Tuesday, January 8, 2013

Learning About Gays - Tis Very Icky

A recent article on Focus On the Families CitizenLink blog told the story of a parent in California who is aghast that his children are now going to be taught about the positive impacts that LGBT individuals have made on American society. Considering that the article is titled, “Parent Questions California Law Promoting Gay Agenda”, you would think that Focus was shining a spotlight on some nefarious curriculum that was forcing heterosexual children to do scary “homosexual” things.  But no, instead the father – Stan Wasbin  – is complaining that schools are now being politicized because the FAIR Act mandates that the positive impacts on history by LGBT people are taught.

In his three page letter to his local school board, Wasbin tries to play down his individual homophobia, asserting that “If someone has made an important contribution — and that person happens to be classified as LGBT — then by all means let’s teach our children about that person, but not because of that person’s sexual-identity group.”. Yet other parts of Wasbin’s letter show his true intentions, as he asserts that the school should not, “further burden our teachers by forcing them to teach LGBT material, a subject that so readily lends itself to propaganda and which can engender sexual confusion.

The first argument that Wasbin gives is one which can be readily debated. This viewpoint may make sense, as many good people believe that, given the short amount of time dedicated to social science in K-12, the deeds of the individual should be why we study that person in history, rather than their race/sexual orientation/gender. Others, arguing in opposition to such a belief, will argue that not only should our educational system embrace diversity – and teach about the different communities that make up our American fabric – but that teaching about the accomplishments of LGBT individuals is important for LGBT students in those schools, as it gives them much needed role models.
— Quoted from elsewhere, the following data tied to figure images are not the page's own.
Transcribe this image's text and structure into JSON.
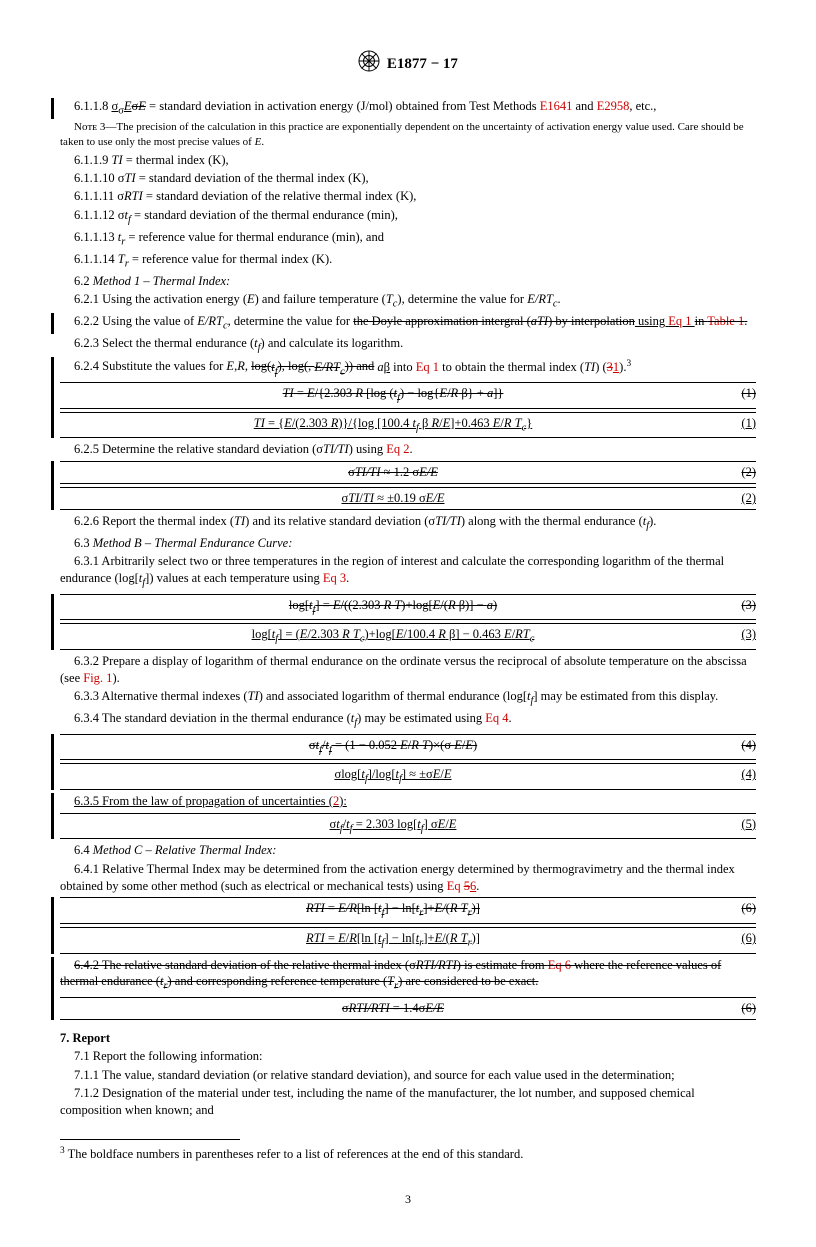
{
  "header": {
    "designation": "E1877 − 17"
  },
  "p6118": {
    "num": "6.1.1.8",
    "sym_new": "σ<sub>σ</sub><i>E</i>",
    "sym_old": "σ<i>E</i>",
    "text": " = standard deviation in activation energy (J/mol) obtained from Test Methods ",
    "ref1": "E1641",
    "and": " and ",
    "ref2": "E2958",
    "tail": ", etc.,"
  },
  "note3": {
    "label": "Nᴏᴛᴇ 3—",
    "text": "The precision of the calculation in this practice are exponentially dependent on the uncertainty of activation energy value used. Care should be taken to use only the most precise values of <i>E</i>."
  },
  "defs": [
    {
      "n": "6.1.1.9",
      "s": "<i>TI</i>",
      "t": " = thermal index (K),"
    },
    {
      "n": "6.1.1.10",
      "s": "σ<i>TI</i>",
      "t": " = standard deviation of the thermal index (K),"
    },
    {
      "n": "6.1.1.11",
      "s": "σ<i>RTI</i>",
      "t": " = standard deviation of the relative thermal index (K),"
    },
    {
      "n": "6.1.1.12",
      "s": "σ<i>t<sub>f</sub></i>",
      "t": " = standard deviation of the thermal endurance (min),"
    },
    {
      "n": "6.1.1.13",
      "s": "<i>t<sub>r</sub></i>",
      "t": " = reference value for thermal endurance (min), and"
    },
    {
      "n": "6.1.1.14",
      "s": "<i>T<sub>r</sub></i>",
      "t": " = reference value for thermal index (K)."
    }
  ],
  "s62": {
    "head": "6.2 <i>Method 1 – Thermal Index:</i>",
    "p1": "6.2.1 Using the activation energy (<i>E</i>) and failure temperature (<i>T<sub>c</sub></i>), determine the value for <i>E/RT<sub>c</sub></i>.",
    "p2_a": "6.2.2 Using the value of <i>E/RT<sub>c</sub></i>, determine the value for ",
    "p2_strike": "the Doyle approximation intergral (<i>aTI</i>) by interpolation",
    "p2_ins": " using <span class='red'>Eq 1</span> ",
    "p2_strike2": "in <span class='red'>Table 1</span>.",
    "p3": "6.2.3 Select the thermal endurance (<i>t<sub>f</sub></i>) and calculate its logarithm.",
    "p4_a": "6.2.4 Substitute the values for <i>E</i>,<i>R</i>, ",
    "p4_strike": "log(<i>t<sub>f</sub></i>), log(, <i>E/RT<sub>c</sub></i>)) and",
    "p4_b": " <i>a</i><u>β</u> into <span class='red'>Eq 1</span> to obtain the thermal index (<i>TI</i>) (<span class='red strike'>3</span><span class='red u'>1</span>).<span class='sup'>3</span>",
    "eq1_old": "<i>TI</i> = <i>E</i>/{2.303 <i>R</i> [log (<i>t<sub>f</sub></i>) − log{<i>E</i>/<i>R</i> β} + <i>a</i>]}",
    "eq1_new": "<i>TI</i> = {<i>E</i>/(2.303 <i>R</i>)}/{log [100.4 <i>t<sub>f</sub></i> β <i>R</i>/<i>E</i>]+0.463 <i>E</i>/<i>R T<sub>c</sub></i>}",
    "p5": "6.2.5 Determine the relative standard deviation (σ<i>TI/TI</i>) using <span class='red'>Eq 2</span>.",
    "eq2_old": "σ<i>TI/TI</i> ≈ 1.2 σ<i>E/E</i>",
    "eq2_new": "σ<i>TI</i>/<i>TI</i> ≈ ±0.19 σ<i>E/E</i>",
    "p6": "6.2.6 Report the thermal index (<i>TI</i>) and its relative standard deviation (σ<i>TI/TI</i>) along with the thermal endurance (<i>t<sub>f</sub></i>)."
  },
  "s63": {
    "head": "6.3 <i>Method B – Thermal Endurance Curve:</i>",
    "p1": "6.3.1 Arbitrarily select two or three temperatures in the region of interest and calculate the corresponding logarithm of the thermal endurance (log[<i>t<sub>f</sub></i>]) values at each temperature using <span class='red'>Eq 3</span>.",
    "eq3_old": "log[<i>t<sub>f</sub></i>] = <i>E</i>/((2.303 <i>R T</i>)+log[<i>E</i>/(<i>R</i> β)] − <i>a</i>)",
    "eq3_new": "log[<i>t<sub>f</sub></i>] = (<i>E</i>/2.303 <i>R T<sub>c</sub></i>)+log[<i>E</i>/100.4 <i>R</i> β] − 0.463 <i>E</i>/<i>RT<sub>c</sub></i>",
    "p2": "6.3.2 Prepare a display of logarithm of thermal endurance on the ordinate versus the reciprocal of absolute temperature on the abscissa (see <span class='red'>Fig. 1</span>).",
    "p3": "6.3.3 Alternative thermal indexes (<i>TI</i>) and associated logarithm of thermal endurance (log[<i>t<sub>f</sub></i>] may be estimated from this display.",
    "p4": "6.3.4 The standard deviation in the thermal endurance (<i>t<sub>f</sub></i>) may be estimated using <span class='red'>Eq 4</span>.",
    "eq4_old": "σ<i>t<sub>f</sub></i>/<i>t<sub>f</sub></i> = (1 − 0.052 <i>E</i>/<i>R T</i>)×(σ <i>E</i>/<i>E</i>)",
    "eq4_new": "σlog[<i>t<sub>f</sub></i>]/log[<i>t<sub>f</sub></i>] ≈ ±σ<i>E</i>/<i>E</i>",
    "p5": "<u>6.3.5 From the law of propagation of uncertainties (<span class='red'>2</span>):</u>",
    "eq5": "σ<i>t<sub>f</sub></i>/<i>t<sub>f</sub></i> = 2.303 log[<i>t<sub>f</sub></i>] σ<i>E</i>/<i>E</i>"
  },
  "s64": {
    "head": "6.4 <i>Method C – Relative Thermal Index:</i>",
    "p1": "6.4.1 Relative Thermal Index may be determined from the activation energy determined by thermogravimetry and the thermal index obtained by some other method (such as electrical or mechanical tests) using <span class='red'>Eq <span class=\"strike\">5</span><u>6</u></span>.",
    "eq6_old": "<i>RTI</i> = <i>E/R</i>[ln [<i>t<sub>f</sub></i>] − ln[<i>t<sub>r</sub></i>]+<i>E/</i>(<i>R T<sub>r</sub></i>)]",
    "eq6_new": "<i>RTI</i> = <i>E</i>/<i>R</i>[ln [<i>t<sub>f</sub></i>] − ln[<i>t<sub>r</sub></i>]+<i>E</i>/(<i>R T<sub>r</sub></i>)]",
    "p2_strike": "6.4.2 The relative standard deviation of the relative thermal index (σ<i>RTI/RTI</i>) is estimate from <span class='red'>Eq 6</span> where the reference values of thermal endurance (<i>t<sub>r</sub></i>) and corresponding reference temperature (<i>T<sub>r</sub></i>) are considered to be exact.",
    "eq_old": "σ<i>RTI/RTI</i> = 1.4σ<i>E/E</i>"
  },
  "s7": {
    "head": "7. Report",
    "p1": "7.1 Report the following information:",
    "p2": "7.1.1 The value, standard deviation (or relative standard deviation), and source for each value used in the determination;",
    "p3": "7.1.2 Designation of the material under test, including the name of the manufacturer, the lot number, and supposed chemical composition when known; and"
  },
  "footnote": "The boldface numbers in parentheses refer to a list of references at the end of this standard.",
  "pagenum": "3"
}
Yet the other arguments that Wasbin gives us, shows that his “concern” about the time necessary to teach this subject is just a smokescreen for his homophobia. He believes that, by teaching about the contributions of LGBT people in society, we will be sliding down the slippery slope to “propaganda” and that such teaching will cause students to be “sexually confused”. He also believes that if we “politicize” education today, tomorrow students could be learning about “gun owners, death penalty proponents, and anti-abortion activists”. Wasbin is engaging in an argumentation style that many of us within the LGBT community are used too. In his arguments about sexual confusion and comparison to gun owners, Wasbin is underhandedly asserting that LGBT people are defined by their actions, rather than their orientation. In claiming that teaching about great historical figures who are LGBT could cause sexual confusion, Wasbin is falling into the fallacy that if someone is pressured enough, they can be “turned"  gay. In claiming that we are like gun owners or anti-abortion activists, he is whittling us down to our actions, rather than recognizing that we are real people who have a different sexual orientation than he does.

It is not surprising that Wasbin believes that we are LGBT because of our actions, for that is what people like him have been taught for years. Focus on the Family even, in their “analysis” of this situation, claims that “California has allowed classes to be politicized by adult identity politics like this”. The opponents of equality – like Focus on the Family – HAVE to define us by our actions to continue to engage in their pattern of stigma and hate. If they acknowledge that sexual orientation (whether homosexual or heterosexual) is immutable and inborn, they will have lost the culture war, because Americans are loath to use the law to discriminate against something which one has no control over. That is why bills like California’s FAIR Act are so important and we we need to advocate for similar laws across the country; because instead of treating us as a collection of our actions, such an educational strategy recognizes that we are instead defined by who we are inside. And it is through such education, that we will win our rights.